Tom Fox/The Dallas Morning News/AP
Fort Worth, Texas
The family of a "brain-dead," pregnant Texas woman said Sunday afternoon that she has been removed from life support following a judge's ruling that a Fort Worth hospital was misapplying state law in the case.
A statement Sunday by lawyers for the husband of Marlise Munoz says she had been disconnected from life support and her body released to her husband, Erick Munoz.
The family "will now proceed with the somber task of laying Marlise Munoz's body to rest, and grieving over the great loss that has been suffered," the statement says.
Earlier Sunday, J.R. Labbe, a spokeswoman for John Peter Smith Hospital in Fort Worth, issued a statement saying the hospital "will follow the court order" issued Friday in the case of Marlise Munoz.
"From the onset, JPS has said its role was not to make nor contest law but to follow it," the statement says. "On Friday, a state district judge ordered the removal of life-sustaining treatment from Marlise Munoz. The hospital will follow the court order."
Judge R.H. Wallace had given the hospital until 5 p.m. Monday to comply with his ruling to remove Munoz from life support, which Erick Munoz says is what his wife would have wanted.

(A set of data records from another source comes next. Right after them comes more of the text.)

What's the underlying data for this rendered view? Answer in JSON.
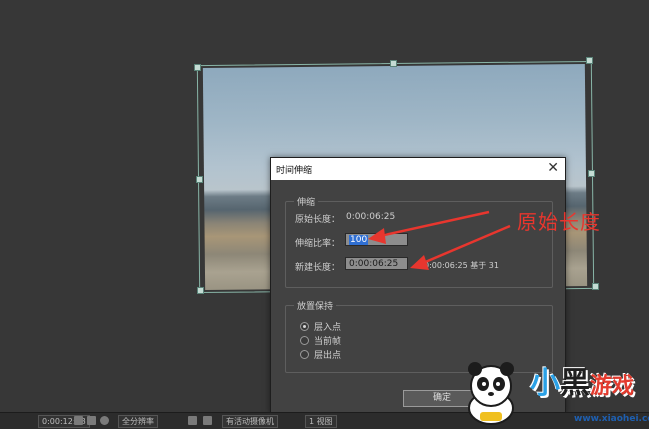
{
  "dialog": {
    "title": "时间伸缩",
    "close_glyph": "✕",
    "stretch_group": {
      "label": "伸缩",
      "original_duration_label": "原始长度：",
      "original_duration_value": "0:00:06:25",
      "stretch_factor_label": "伸缩比率：",
      "stretch_factor_value": "100",
      "new_duration_label": "新建长度：",
      "new_duration_value": "0:00:06:25",
      "new_duration_hint": "0:00:06:25  基于 31"
    },
    "hold_group": {
      "label": "放置保持",
      "options": [
        {
          "label": "层入点",
          "selected": true
        },
        {
          "label": "当前帧",
          "selected": false
        },
        {
          "label": "层出点",
          "selected": false
        }
      ]
    },
    "ok_button": "确定"
  },
  "annotation": {
    "text": "原始长度",
    "color": "#e8362e"
  },
  "toolbar": {
    "timecode": "0:00:12:08",
    "resolution": "全分辨率",
    "renderer": "有活动摄像机",
    "views": "1 视图"
  },
  "watermark": {
    "text_part1": "小",
    "text_part2": "黑",
    "text_part3": "游戏",
    "url": "www.xiaohei.com"
  },
  "icons": {
    "close": "close-icon",
    "camera": "camera-icon",
    "person": "person-icon",
    "color": "color-wheel-icon",
    "grid": "grid-icon"
  }
}
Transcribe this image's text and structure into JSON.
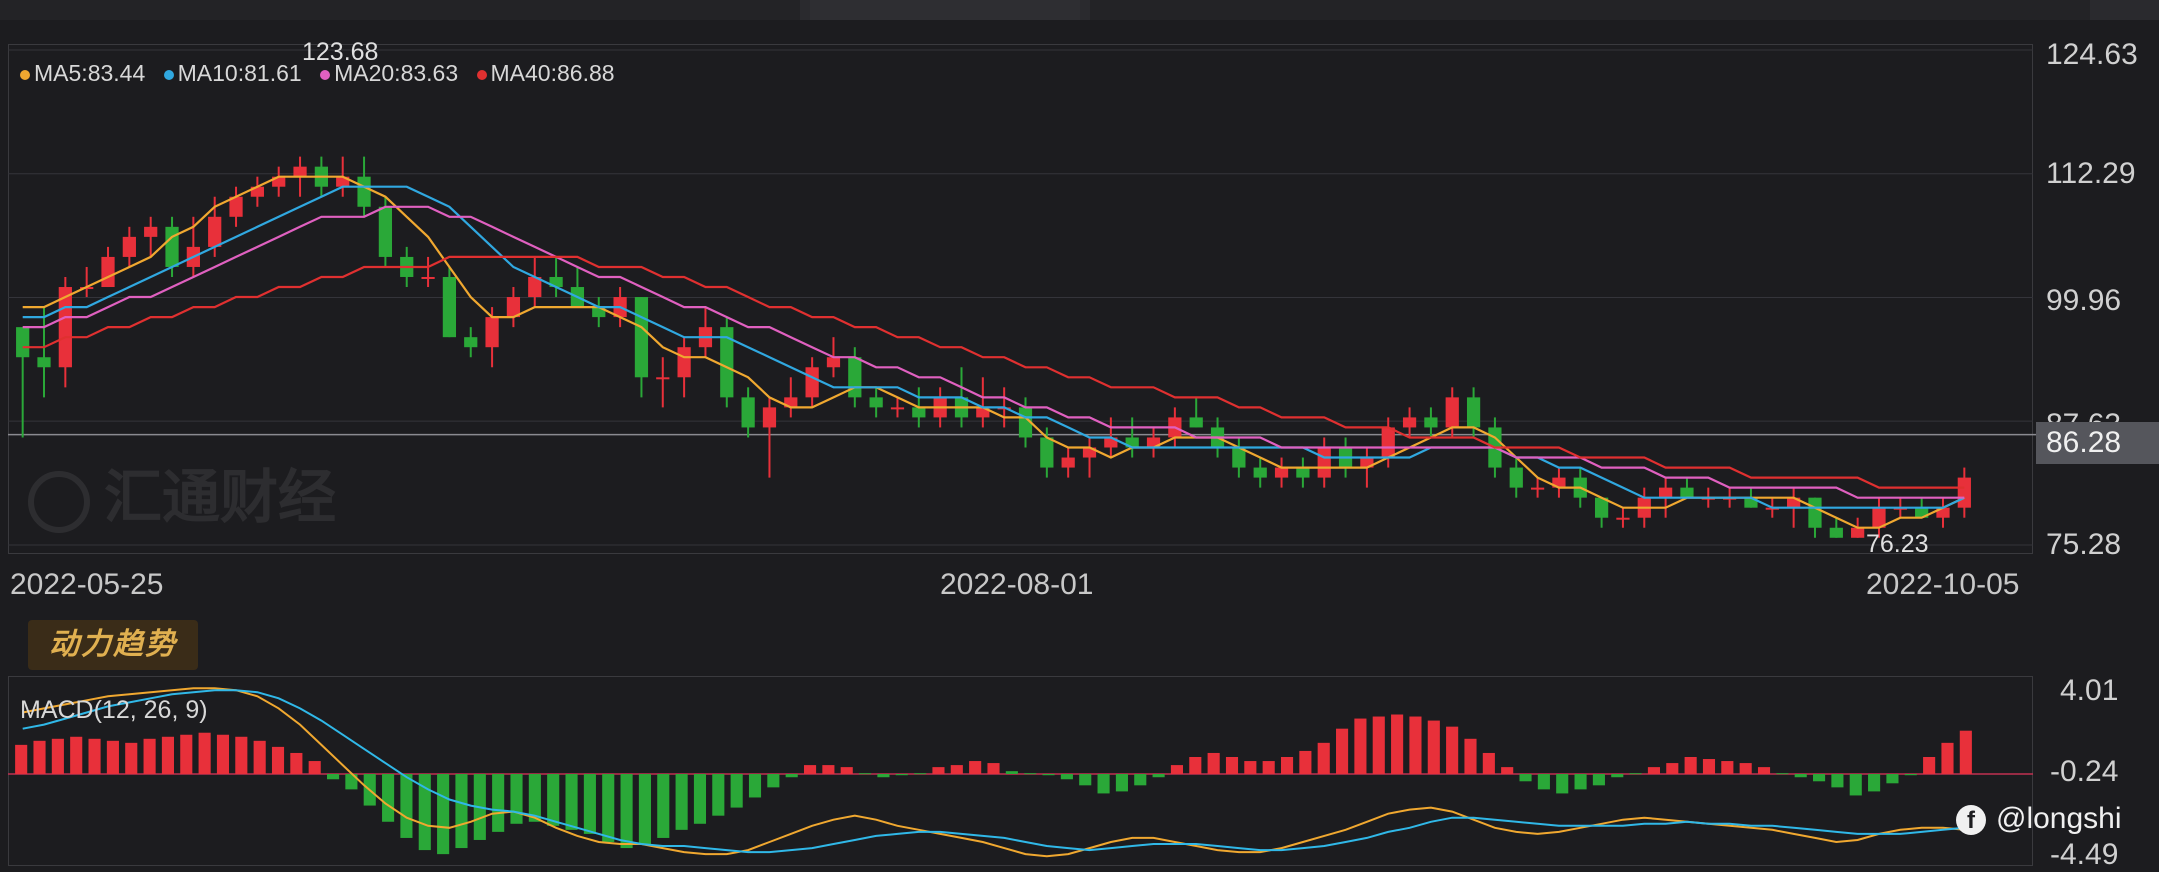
{
  "chart_data": [
    {
      "type": "candlestick",
      "ohlc": [
        [
          97,
          86,
          97,
          94
        ],
        [
          94,
          90,
          99,
          93
        ],
        [
          93,
          91,
          102,
          101
        ],
        [
          101,
          100,
          103,
          101
        ],
        [
          101,
          101,
          105,
          104
        ],
        [
          104,
          103,
          107,
          106
        ],
        [
          106,
          104,
          108,
          107
        ],
        [
          107,
          102,
          108,
          103
        ],
        [
          103,
          102,
          108,
          105
        ],
        [
          105,
          104,
          110,
          108
        ],
        [
          108,
          107,
          111,
          110
        ],
        [
          110,
          109,
          112,
          111
        ],
        [
          111,
          110,
          113,
          112
        ],
        [
          112,
          110,
          114,
          113
        ],
        [
          113,
          110,
          114,
          111
        ],
        [
          111,
          110,
          114,
          112
        ],
        [
          112,
          108,
          114,
          109
        ],
        [
          109,
          103,
          110,
          104
        ],
        [
          104,
          101,
          105,
          102
        ],
        [
          102,
          101,
          104,
          102
        ],
        [
          102,
          96,
          103,
          96
        ],
        [
          96,
          94,
          97,
          95
        ],
        [
          95,
          93,
          99,
          98
        ],
        [
          98,
          97,
          101,
          100
        ],
        [
          100,
          99,
          104,
          102
        ],
        [
          102,
          100,
          104,
          101
        ],
        [
          101,
          99,
          103,
          99
        ],
        [
          99,
          97,
          100,
          98
        ],
        [
          98,
          97,
          101,
          100
        ],
        [
          100,
          90,
          100,
          92
        ],
        [
          92,
          89,
          94,
          92
        ],
        [
          92,
          90,
          96,
          95
        ],
        [
          95,
          94,
          99,
          97
        ],
        [
          97,
          89,
          98,
          90
        ],
        [
          90,
          86,
          91,
          87
        ],
        [
          87,
          82,
          90,
          89
        ],
        [
          89,
          88,
          92,
          90
        ],
        [
          90,
          89,
          94,
          93
        ],
        [
          93,
          92,
          96,
          94
        ],
        [
          94,
          89,
          95,
          90
        ],
        [
          90,
          88,
          91,
          89
        ],
        [
          89,
          88,
          90,
          89
        ],
        [
          89,
          87,
          91,
          88
        ],
        [
          88,
          87,
          91,
          90
        ],
        [
          90,
          87,
          93,
          88
        ],
        [
          88,
          87,
          92,
          89
        ],
        [
          89,
          87,
          91,
          89
        ],
        [
          89,
          85,
          90,
          86
        ],
        [
          86,
          82,
          87,
          83
        ],
        [
          83,
          82,
          85,
          84
        ],
        [
          84,
          82,
          86,
          85
        ],
        [
          85,
          84,
          88,
          86
        ],
        [
          86,
          84,
          88,
          85
        ],
        [
          85,
          84,
          87,
          86
        ],
        [
          86,
          85,
          89,
          88
        ],
        [
          88,
          87,
          90,
          87
        ],
        [
          87,
          84,
          88,
          85
        ],
        [
          85,
          82,
          86,
          83
        ],
        [
          83,
          81,
          84,
          82
        ],
        [
          82,
          81,
          84,
          83
        ],
        [
          83,
          81,
          84,
          82
        ],
        [
          82,
          81,
          86,
          85
        ],
        [
          85,
          82,
          86,
          83
        ],
        [
          83,
          81,
          85,
          84
        ],
        [
          84,
          83,
          88,
          87
        ],
        [
          87,
          86,
          89,
          88
        ],
        [
          88,
          86,
          89,
          87
        ],
        [
          87,
          86,
          91,
          90
        ],
        [
          90,
          86,
          91,
          87
        ],
        [
          87,
          82,
          88,
          83
        ],
        [
          83,
          80,
          84,
          81
        ],
        [
          81,
          80,
          82,
          81
        ],
        [
          81,
          80,
          83,
          82
        ],
        [
          82,
          79,
          83,
          80
        ],
        [
          80,
          77,
          80,
          78
        ],
        [
          78,
          77,
          79,
          78
        ],
        [
          78,
          77,
          81,
          80
        ],
        [
          80,
          78,
          82,
          81
        ],
        [
          81,
          80,
          82,
          80
        ],
        [
          80,
          79,
          81,
          80
        ],
        [
          80,
          79,
          81,
          80
        ],
        [
          80,
          79,
          81,
          79
        ],
        [
          79,
          78,
          80,
          79
        ],
        [
          79,
          77,
          81,
          80
        ],
        [
          80,
          76,
          80,
          77
        ],
        [
          77,
          76,
          78,
          76
        ],
        [
          76,
          76,
          78,
          77
        ],
        [
          77,
          76,
          80,
          79
        ],
        [
          79,
          78,
          80,
          79
        ],
        [
          79,
          78,
          80,
          78
        ],
        [
          78,
          77,
          80,
          79
        ],
        [
          79,
          78,
          83,
          82
        ]
      ],
      "ma_series": [
        {
          "name": "MA5",
          "value_label": "83.44",
          "color": "#f0a830",
          "values": [
            99,
            99,
            100,
            101,
            102,
            103,
            104,
            106,
            107,
            109,
            110,
            111,
            112,
            112,
            112,
            112,
            111,
            110,
            108,
            106,
            103,
            100,
            98,
            98,
            99,
            99,
            99,
            99,
            98,
            97,
            95,
            94,
            94,
            93,
            92,
            90,
            89,
            89,
            90,
            91,
            91,
            90,
            89,
            89,
            89,
            89,
            88,
            88,
            86,
            85,
            85,
            84,
            85,
            85,
            86,
            86,
            86,
            85,
            84,
            83,
            83,
            83,
            83,
            83,
            84,
            85,
            86,
            87,
            87,
            86,
            84,
            82,
            81,
            81,
            80,
            79,
            79,
            79,
            80,
            80,
            80,
            80,
            80,
            80,
            79,
            78,
            77,
            77,
            78,
            78,
            79,
            80
          ]
        },
        {
          "name": "MA10",
          "value_label": "81.61",
          "color": "#30a8e0",
          "values": [
            98,
            98,
            99,
            99,
            100,
            101,
            102,
            103,
            104,
            105,
            106,
            107,
            108,
            109,
            110,
            111,
            111,
            111,
            111,
            110,
            109,
            107,
            105,
            103,
            102,
            101,
            100,
            99,
            99,
            98,
            97,
            96,
            96,
            96,
            95,
            94,
            93,
            92,
            91,
            91,
            91,
            91,
            90,
            90,
            90,
            89,
            89,
            88,
            88,
            87,
            86,
            86,
            85,
            85,
            85,
            85,
            85,
            85,
            85,
            85,
            85,
            84,
            84,
            84,
            84,
            84,
            85,
            85,
            85,
            85,
            84,
            84,
            83,
            83,
            82,
            81,
            80,
            80,
            80,
            80,
            80,
            80,
            79,
            79,
            79,
            79,
            79,
            79,
            79,
            79,
            79,
            80
          ]
        },
        {
          "name": "MA20",
          "value_label": "83.63",
          "color": "#e060c0",
          "values": [
            97,
            97,
            98,
            98,
            99,
            100,
            100,
            101,
            102,
            103,
            104,
            105,
            106,
            107,
            108,
            108,
            108,
            109,
            109,
            109,
            108,
            108,
            107,
            106,
            105,
            104,
            103,
            102,
            102,
            101,
            100,
            99,
            99,
            98,
            97,
            97,
            96,
            95,
            94,
            94,
            93,
            93,
            92,
            92,
            91,
            90,
            90,
            89,
            89,
            88,
            88,
            87,
            87,
            87,
            87,
            86,
            86,
            86,
            86,
            85,
            85,
            85,
            85,
            85,
            85,
            85,
            85,
            85,
            85,
            85,
            84,
            84,
            84,
            84,
            83,
            83,
            83,
            82,
            82,
            82,
            81,
            81,
            81,
            81,
            81,
            81,
            80,
            80,
            80,
            80,
            80,
            80
          ]
        },
        {
          "name": "MA40",
          "value_label": "86.88",
          "color": "#e03030",
          "values": [
            95,
            95,
            96,
            96,
            97,
            97,
            98,
            98,
            99,
            99,
            100,
            100,
            101,
            101,
            102,
            102,
            103,
            103,
            103,
            103,
            104,
            104,
            104,
            104,
            104,
            104,
            104,
            103,
            103,
            103,
            102,
            102,
            101,
            101,
            100,
            99,
            99,
            98,
            98,
            97,
            97,
            96,
            96,
            95,
            95,
            94,
            94,
            93,
            93,
            92,
            92,
            91,
            91,
            91,
            90,
            90,
            90,
            89,
            89,
            88,
            88,
            88,
            87,
            87,
            87,
            86,
            86,
            86,
            86,
            85,
            85,
            85,
            85,
            84,
            84,
            84,
            84,
            83,
            83,
            83,
            83,
            82,
            82,
            82,
            82,
            82,
            82,
            81,
            81,
            81,
            81,
            81
          ]
        }
      ],
      "y_ticks": [
        "124.63",
        "112.29",
        "99.96",
        "87.63",
        "75.28"
      ],
      "ylim": [
        75.28,
        124.63
      ],
      "x_ticks": [
        "2022-05-25",
        "2022-08-01",
        "2022-10-05"
      ],
      "last_price": "86.28",
      "high_label": "123.68",
      "low_label": "76.23",
      "up_color": "#e8303a",
      "down_color": "#2aa838"
    },
    {
      "type": "macd",
      "title": "MACD(12, 26, 9)",
      "hist": [
        1.2,
        1.4,
        1.5,
        1.6,
        1.5,
        1.4,
        1.3,
        1.5,
        1.6,
        1.7,
        1.8,
        1.7,
        1.6,
        1.4,
        1.1,
        0.8,
        0.4,
        -0.5,
        -1.0,
        -1.8,
        -2.6,
        -3.4,
        -4.0,
        -4.2,
        -3.9,
        -3.5,
        -3.1,
        -2.7,
        -2.6,
        -2.8,
        -3.0,
        -3.2,
        -3.6,
        -3.9,
        -3.7,
        -3.4,
        -3.0,
        -2.7,
        -2.3,
        -1.9,
        -1.4,
        -0.9,
        -0.4,
        0.2,
        0.2,
        0.1,
        -0.2,
        -0.4,
        -0.3,
        -0.2,
        0.1,
        0.2,
        0.4,
        0.3,
        -0.1,
        -0.2,
        -0.3,
        -0.5,
        -0.8,
        -1.2,
        -1.1,
        -0.8,
        -0.4,
        0.2,
        0.6,
        0.8,
        0.6,
        0.4,
        0.4,
        0.6,
        0.9,
        1.3,
        2.0,
        2.5,
        2.6,
        2.7,
        2.6,
        2.4,
        2.1,
        1.5,
        0.8,
        0.1,
        -0.6,
        -1.0,
        -1.2,
        -1.0,
        -0.8,
        -0.4,
        -0.2,
        0.1,
        0.3,
        0.6,
        0.5,
        0.4,
        0.3,
        0.1,
        -0.2,
        -0.4,
        -0.6,
        -0.9,
        -1.3,
        -1.1,
        -0.7,
        -0.3,
        0.6,
        1.3,
        1.9
      ],
      "dif": [
        2.8,
        3.0,
        3.2,
        3.4,
        3.6,
        3.7,
        3.8,
        3.9,
        4.0,
        4.0,
        3.9,
        3.6,
        3.0,
        2.2,
        1.2,
        0.2,
        -0.8,
        -1.7,
        -2.4,
        -2.8,
        -2.9,
        -2.6,
        -2.2,
        -2.1,
        -2.4,
        -2.9,
        -3.3,
        -3.6,
        -3.7,
        -3.7,
        -3.9,
        -4.1,
        -4.2,
        -4.2,
        -4.0,
        -3.6,
        -3.2,
        -2.8,
        -2.5,
        -2.3,
        -2.5,
        -2.8,
        -3.0,
        -3.2,
        -3.4,
        -3.6,
        -3.9,
        -4.2,
        -4.3,
        -4.2,
        -3.9,
        -3.6,
        -3.4,
        -3.4,
        -3.6,
        -3.8,
        -4.0,
        -4.1,
        -4.1,
        -3.9,
        -3.6,
        -3.3,
        -3.0,
        -2.6,
        -2.2,
        -2.0,
        -1.9,
        -2.1,
        -2.5,
        -2.9,
        -3.1,
        -3.2,
        -3.1,
        -2.9,
        -2.7,
        -2.5,
        -2.4,
        -2.5,
        -2.6,
        -2.7,
        -2.8,
        -2.9,
        -3.0,
        -3.2,
        -3.4,
        -3.6,
        -3.5,
        -3.2,
        -3.0,
        -2.9,
        -2.9,
        -3.0
      ],
      "dea": [
        2.0,
        2.2,
        2.5,
        2.8,
        3.1,
        3.3,
        3.5,
        3.7,
        3.8,
        3.9,
        3.9,
        3.8,
        3.5,
        3.0,
        2.4,
        1.7,
        1.0,
        0.3,
        -0.4,
        -1.0,
        -1.5,
        -1.8,
        -2.0,
        -2.1,
        -2.3,
        -2.6,
        -2.9,
        -3.2,
        -3.5,
        -3.7,
        -3.8,
        -3.8,
        -3.9,
        -4.0,
        -4.1,
        -4.1,
        -4.0,
        -3.9,
        -3.7,
        -3.5,
        -3.3,
        -3.2,
        -3.1,
        -3.1,
        -3.2,
        -3.3,
        -3.4,
        -3.6,
        -3.8,
        -3.9,
        -4.0,
        -3.9,
        -3.8,
        -3.7,
        -3.7,
        -3.7,
        -3.8,
        -3.9,
        -4.0,
        -4.0,
        -3.9,
        -3.8,
        -3.6,
        -3.4,
        -3.1,
        -2.9,
        -2.6,
        -2.4,
        -2.4,
        -2.5,
        -2.6,
        -2.7,
        -2.8,
        -2.8,
        -2.8,
        -2.8,
        -2.7,
        -2.7,
        -2.6,
        -2.7,
        -2.7,
        -2.8,
        -2.8,
        -2.9,
        -3.0,
        -3.1,
        -3.2,
        -3.2,
        -3.2,
        -3.1,
        -3.0,
        -2.9
      ],
      "dif_color": "#f0a830",
      "dea_color": "#30b8e8",
      "y_ticks": [
        "4.01",
        "-0.24",
        "-4.49"
      ],
      "ylim": [
        -4.49,
        4.01
      ]
    }
  ],
  "indicator_badge": "动力趋势",
  "watermark": "汇通财经",
  "social_handle": "@longshi",
  "social_icon": "facebook-icon"
}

Mrs. Munoz was 14 weeks pregnant when her husband found her unconscious Nov. 26.
Both the hospital and family agreed before Wallace's ruling that Marlise Munoz meets the criteria to be considered brain-dead — both medically and under Texas law — and that her fetus, at about 23 weeks, could not be born alive this early in pregnancy.
The case has raised questions about end-of-life care and whether a pregnant woman who is considered legally and medically dead should be kept on life support for the sake of a fetus. It also has garnered attention on both sides of the abortion debate, with anti-abortion groups arguing Munoz's fetus deserves a chance to be born.
Erick Munoz and his wife both worked as paramedics and were familiar with end-of-life issues. He insisted both were clear that they did not want to be kept alive by machines in this type of situation.
But the hospital argued it was bound by Texas law that says life-sustaining treatment cannot be withdrawn from a pregnant patient, regardless of her end-of-life wishes.
Legal experts interviewed by The Associated Press have said the hospital was misreading the law and that the law doesn't have an absolute command to keep someone like Munoz on life support.
Larry Thompson, a state's attorney arguing on behalf of the hospital Friday, said the hospital was trying to protect the rights of the fetus as it believed Texas law instructed it to do.
"There is a life involved, and the life is the unborn child," Thompson said.
But on Sunday, the hospital backed down in the face of the judge's order.
"The past eight weeks have been difficult for the Munoz family, the caregivers and the entire Tarrant County community, which found itself involved in a sad situation," the hospital's statement says. "JPS Health Network has followed what we believed were the demands of a state statute."